The relay device 20 (operating as a computation means) not only measures 
the characteristics of test objects but also counts the numbers of good 
test objects and bad test objects. More specifically, it counts the number 
of good test objects, bad test objects, re-tested test objects, and the 
total number of test objects. The relay device 20 outputs these numbers to 
the server device 50A and the storage device 50B. 
The number of bad test objects includes not only bad test objects but also 
those objects which are bad because of faulty tools, such as faulty IC 
sockets or probes, on the handlers 30A and 30B and tester 40. Therefore, 
if the bad object ratio is higher than a pre-defined ratio (predefined by 
the server device 50A operating as a setting means), a re-test must be 
made to identify the real cause.
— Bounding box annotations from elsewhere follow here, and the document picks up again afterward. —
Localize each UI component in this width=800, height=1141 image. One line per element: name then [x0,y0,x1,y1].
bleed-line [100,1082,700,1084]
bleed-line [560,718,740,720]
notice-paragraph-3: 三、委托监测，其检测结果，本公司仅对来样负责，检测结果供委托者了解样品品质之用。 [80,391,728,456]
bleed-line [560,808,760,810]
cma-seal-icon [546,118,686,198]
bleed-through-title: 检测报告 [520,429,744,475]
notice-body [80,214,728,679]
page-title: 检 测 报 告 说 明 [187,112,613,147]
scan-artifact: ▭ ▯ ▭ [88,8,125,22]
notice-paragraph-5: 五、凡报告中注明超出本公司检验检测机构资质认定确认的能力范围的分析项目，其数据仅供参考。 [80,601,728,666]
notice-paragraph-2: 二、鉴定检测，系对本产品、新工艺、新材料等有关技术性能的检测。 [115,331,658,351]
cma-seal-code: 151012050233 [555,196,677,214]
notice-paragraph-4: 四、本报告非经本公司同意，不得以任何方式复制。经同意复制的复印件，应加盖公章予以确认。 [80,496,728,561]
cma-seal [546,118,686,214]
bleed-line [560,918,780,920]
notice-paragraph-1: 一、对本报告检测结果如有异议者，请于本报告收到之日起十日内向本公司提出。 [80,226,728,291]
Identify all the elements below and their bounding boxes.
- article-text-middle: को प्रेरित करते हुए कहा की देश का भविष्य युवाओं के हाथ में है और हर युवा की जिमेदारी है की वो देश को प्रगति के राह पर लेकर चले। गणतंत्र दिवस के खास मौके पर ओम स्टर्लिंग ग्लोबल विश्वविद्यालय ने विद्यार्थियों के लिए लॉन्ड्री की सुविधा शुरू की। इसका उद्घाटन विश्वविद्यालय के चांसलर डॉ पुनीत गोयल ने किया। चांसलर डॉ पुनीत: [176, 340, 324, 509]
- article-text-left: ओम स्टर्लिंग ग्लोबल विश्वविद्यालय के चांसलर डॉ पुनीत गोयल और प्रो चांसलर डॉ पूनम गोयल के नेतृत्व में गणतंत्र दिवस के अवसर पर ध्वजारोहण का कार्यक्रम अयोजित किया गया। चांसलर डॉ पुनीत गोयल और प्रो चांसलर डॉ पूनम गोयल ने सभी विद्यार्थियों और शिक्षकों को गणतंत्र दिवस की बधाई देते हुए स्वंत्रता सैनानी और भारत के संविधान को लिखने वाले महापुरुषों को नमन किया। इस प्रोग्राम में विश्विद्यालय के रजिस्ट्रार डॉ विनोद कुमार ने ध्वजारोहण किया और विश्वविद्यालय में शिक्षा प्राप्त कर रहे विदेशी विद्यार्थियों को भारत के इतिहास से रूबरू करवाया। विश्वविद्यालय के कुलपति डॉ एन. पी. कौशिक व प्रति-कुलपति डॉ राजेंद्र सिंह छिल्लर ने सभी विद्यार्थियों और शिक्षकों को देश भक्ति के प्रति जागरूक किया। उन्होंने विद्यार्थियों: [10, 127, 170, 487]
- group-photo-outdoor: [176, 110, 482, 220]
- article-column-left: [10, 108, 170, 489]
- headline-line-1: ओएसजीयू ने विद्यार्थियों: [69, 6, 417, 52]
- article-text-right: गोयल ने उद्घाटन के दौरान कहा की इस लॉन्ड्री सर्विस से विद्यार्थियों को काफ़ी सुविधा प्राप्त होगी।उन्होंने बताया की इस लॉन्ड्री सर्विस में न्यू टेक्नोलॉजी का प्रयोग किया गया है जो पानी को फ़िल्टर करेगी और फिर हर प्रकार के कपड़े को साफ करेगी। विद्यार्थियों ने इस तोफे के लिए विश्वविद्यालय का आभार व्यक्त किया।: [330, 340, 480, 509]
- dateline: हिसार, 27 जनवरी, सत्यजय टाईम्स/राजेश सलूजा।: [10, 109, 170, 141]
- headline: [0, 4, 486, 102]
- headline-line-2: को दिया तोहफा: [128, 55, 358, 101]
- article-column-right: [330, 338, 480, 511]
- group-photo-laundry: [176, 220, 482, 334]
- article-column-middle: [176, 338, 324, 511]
To determine whether to make a re-test, 
the server device 50A (operating as a determination means) uses the 
numbers received from the relay device 20 and a ratio pre-defined for each 
test object type or for each test object lot. The server device 50A 
compares the bad object ratio received from the relay device 20 with a 
pre-defined ratio, making it possible to determine whether to make a test, 
precisely and speedily. 
Note that, when the re-test must be made, the system reads the test 
condition information from the storage device 50B (operating as 
accumulation means) instead of the user re-inputting the test condition in 
the input/output device 10A. This eliminates cumbersome data re-input and 
sets up the re-test condition smoothly and correctly. 
The above mentioned tools on the handlers 30 and tester 40 may cause 
electrical contact problems or mechanical malfunctions after long use. To 
reduce the number of test objects determined as bad because of aged tools, 
it is desirable that long-used tools be exchanged before problems develop. 
For this purpose, the handlers 30 and tester 40 collect tool usage length 
and tool usage count data, and the relay device 20 sends tool type data as 
well as collected tool usage length and tool usage count data to the 
server device 50A and storage device 50B. 
The storage device 50B contains specification data on the tool types and 
their maximum usage length and count and, upon receiving collected data 
from the relay device 20, updates tool usage length and count history 
data. The server device 50A (operating as acquisition means and judgement 
means) compares the specification data with the history data, both 
contained in the storage device 50B, and determines whether or not each 
tool is still usable. If the server device 50A determines that a tool can 
no longer be used, it sends information indicating the condition to the 
input/output device 10A and the display device 70 and suspends the 
processing until the user judges the condition. 
In this way, the server device 50A compares tool durability specification 
data with tool usage history data to determine if the tool is still 
usable, allowing the user to make a correct decision. As a result, this 
prevents a tool exceeding the maximum tool usage length or count from 
being used. 
When the handlers 30 and the tester 40 re-test a test object, they collect 
the tool usage length and count data again. Therefore, data collected 
during the re-test, which may also be used in determining whether the tool 
is usable, helps make a correct judgment.